Midler’s original tweet quoted some of those terms, arguing that women are being “stripped of our rights over our bodies, our lives and even of our name!”
As many fans and critics noted at the time, those terms include, and do not erase, women. And organisations the Times article cited, such as Planned Parenthood and the American Civil Liberties Union, have hardly prohibited the term.
Instead, LGBTQ allies sometimes use terms like “pregnant people” to acknowledge all the people who can get pregnant and give birth ― including trans men and non-binary people.
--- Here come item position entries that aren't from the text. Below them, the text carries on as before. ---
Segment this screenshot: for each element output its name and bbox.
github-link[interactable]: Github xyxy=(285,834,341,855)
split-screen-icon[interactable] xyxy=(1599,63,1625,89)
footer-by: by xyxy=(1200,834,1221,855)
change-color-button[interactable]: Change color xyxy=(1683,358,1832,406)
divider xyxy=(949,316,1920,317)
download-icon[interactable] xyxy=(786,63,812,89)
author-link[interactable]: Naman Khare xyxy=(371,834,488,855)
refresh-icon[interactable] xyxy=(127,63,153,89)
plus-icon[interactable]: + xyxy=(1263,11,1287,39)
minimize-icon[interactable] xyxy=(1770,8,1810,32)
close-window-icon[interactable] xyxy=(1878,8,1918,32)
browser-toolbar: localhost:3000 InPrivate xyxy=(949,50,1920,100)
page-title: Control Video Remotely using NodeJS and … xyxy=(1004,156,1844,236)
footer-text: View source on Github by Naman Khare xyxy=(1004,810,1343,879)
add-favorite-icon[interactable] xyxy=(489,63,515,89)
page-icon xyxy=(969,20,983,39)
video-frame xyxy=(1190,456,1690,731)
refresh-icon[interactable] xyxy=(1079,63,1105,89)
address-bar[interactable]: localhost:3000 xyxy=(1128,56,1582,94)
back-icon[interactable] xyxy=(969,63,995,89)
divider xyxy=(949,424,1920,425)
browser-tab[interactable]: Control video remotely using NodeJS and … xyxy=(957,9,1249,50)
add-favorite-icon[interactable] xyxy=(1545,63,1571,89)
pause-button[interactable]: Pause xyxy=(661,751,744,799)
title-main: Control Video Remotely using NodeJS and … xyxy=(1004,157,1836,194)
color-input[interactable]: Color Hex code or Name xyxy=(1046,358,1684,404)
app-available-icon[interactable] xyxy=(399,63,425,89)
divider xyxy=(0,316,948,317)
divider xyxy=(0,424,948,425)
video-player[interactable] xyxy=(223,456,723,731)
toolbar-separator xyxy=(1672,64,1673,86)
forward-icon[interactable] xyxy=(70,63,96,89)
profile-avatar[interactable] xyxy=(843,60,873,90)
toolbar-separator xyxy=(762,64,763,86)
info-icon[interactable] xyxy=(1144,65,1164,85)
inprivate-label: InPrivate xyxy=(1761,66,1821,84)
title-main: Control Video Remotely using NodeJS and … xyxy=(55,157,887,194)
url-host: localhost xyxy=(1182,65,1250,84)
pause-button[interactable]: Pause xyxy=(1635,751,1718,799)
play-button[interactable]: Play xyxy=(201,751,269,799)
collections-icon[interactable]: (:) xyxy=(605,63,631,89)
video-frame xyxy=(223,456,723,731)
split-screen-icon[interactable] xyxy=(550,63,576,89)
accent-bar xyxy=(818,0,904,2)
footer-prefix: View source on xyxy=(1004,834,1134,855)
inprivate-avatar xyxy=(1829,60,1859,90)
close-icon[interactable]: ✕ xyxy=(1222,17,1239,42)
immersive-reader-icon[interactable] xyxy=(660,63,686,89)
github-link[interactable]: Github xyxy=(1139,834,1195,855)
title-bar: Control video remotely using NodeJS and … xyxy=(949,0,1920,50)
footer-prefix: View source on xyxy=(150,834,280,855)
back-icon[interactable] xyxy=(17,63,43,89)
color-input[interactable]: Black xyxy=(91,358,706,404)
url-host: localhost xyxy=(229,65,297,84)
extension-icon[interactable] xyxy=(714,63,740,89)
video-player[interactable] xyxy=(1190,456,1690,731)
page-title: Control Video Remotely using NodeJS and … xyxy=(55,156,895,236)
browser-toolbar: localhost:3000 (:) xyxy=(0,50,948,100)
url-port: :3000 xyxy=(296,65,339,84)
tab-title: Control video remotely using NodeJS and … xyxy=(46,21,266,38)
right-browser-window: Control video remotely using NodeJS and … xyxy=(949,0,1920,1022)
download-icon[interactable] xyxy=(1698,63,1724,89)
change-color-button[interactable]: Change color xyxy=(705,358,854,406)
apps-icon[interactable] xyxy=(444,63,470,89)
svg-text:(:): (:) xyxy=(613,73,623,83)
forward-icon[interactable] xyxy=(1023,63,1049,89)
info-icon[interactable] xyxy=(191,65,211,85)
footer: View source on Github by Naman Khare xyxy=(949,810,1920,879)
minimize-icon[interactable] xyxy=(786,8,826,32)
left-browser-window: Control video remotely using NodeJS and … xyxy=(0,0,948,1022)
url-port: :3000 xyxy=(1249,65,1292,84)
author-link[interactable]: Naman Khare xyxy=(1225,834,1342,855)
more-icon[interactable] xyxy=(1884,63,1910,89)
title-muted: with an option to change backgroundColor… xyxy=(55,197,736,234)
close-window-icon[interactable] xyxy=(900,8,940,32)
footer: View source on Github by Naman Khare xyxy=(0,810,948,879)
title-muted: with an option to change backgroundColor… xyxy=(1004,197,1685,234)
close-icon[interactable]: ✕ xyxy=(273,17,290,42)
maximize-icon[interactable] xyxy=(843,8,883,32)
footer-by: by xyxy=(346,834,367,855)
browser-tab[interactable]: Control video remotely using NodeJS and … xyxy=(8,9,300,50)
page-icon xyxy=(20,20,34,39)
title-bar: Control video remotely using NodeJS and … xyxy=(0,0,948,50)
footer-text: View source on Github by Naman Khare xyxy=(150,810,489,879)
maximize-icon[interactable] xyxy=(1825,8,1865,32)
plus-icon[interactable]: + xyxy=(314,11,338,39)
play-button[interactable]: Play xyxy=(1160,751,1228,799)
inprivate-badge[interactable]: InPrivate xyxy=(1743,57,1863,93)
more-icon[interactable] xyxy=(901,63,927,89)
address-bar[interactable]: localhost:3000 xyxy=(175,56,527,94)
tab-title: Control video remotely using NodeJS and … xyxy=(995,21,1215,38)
Midler seemed to miss that point, saying in a tweet thread posted on Tuesday that her original post was “about the same old shit women ― ALL WOMEN ― have been putting up with since the cavemen. Even then, men got top billing.”
“But seriously, folks, if anyone who read that tweet thinks I have anything but love for any marginalized people, go to Wikipedia and type in my name.”
The politically outspoken singer and actor has long been an ally and advocate for the LGBTQ community. She often rallies for progressive causes on social media, though she has on multiple occasions come under fire due to gaffes.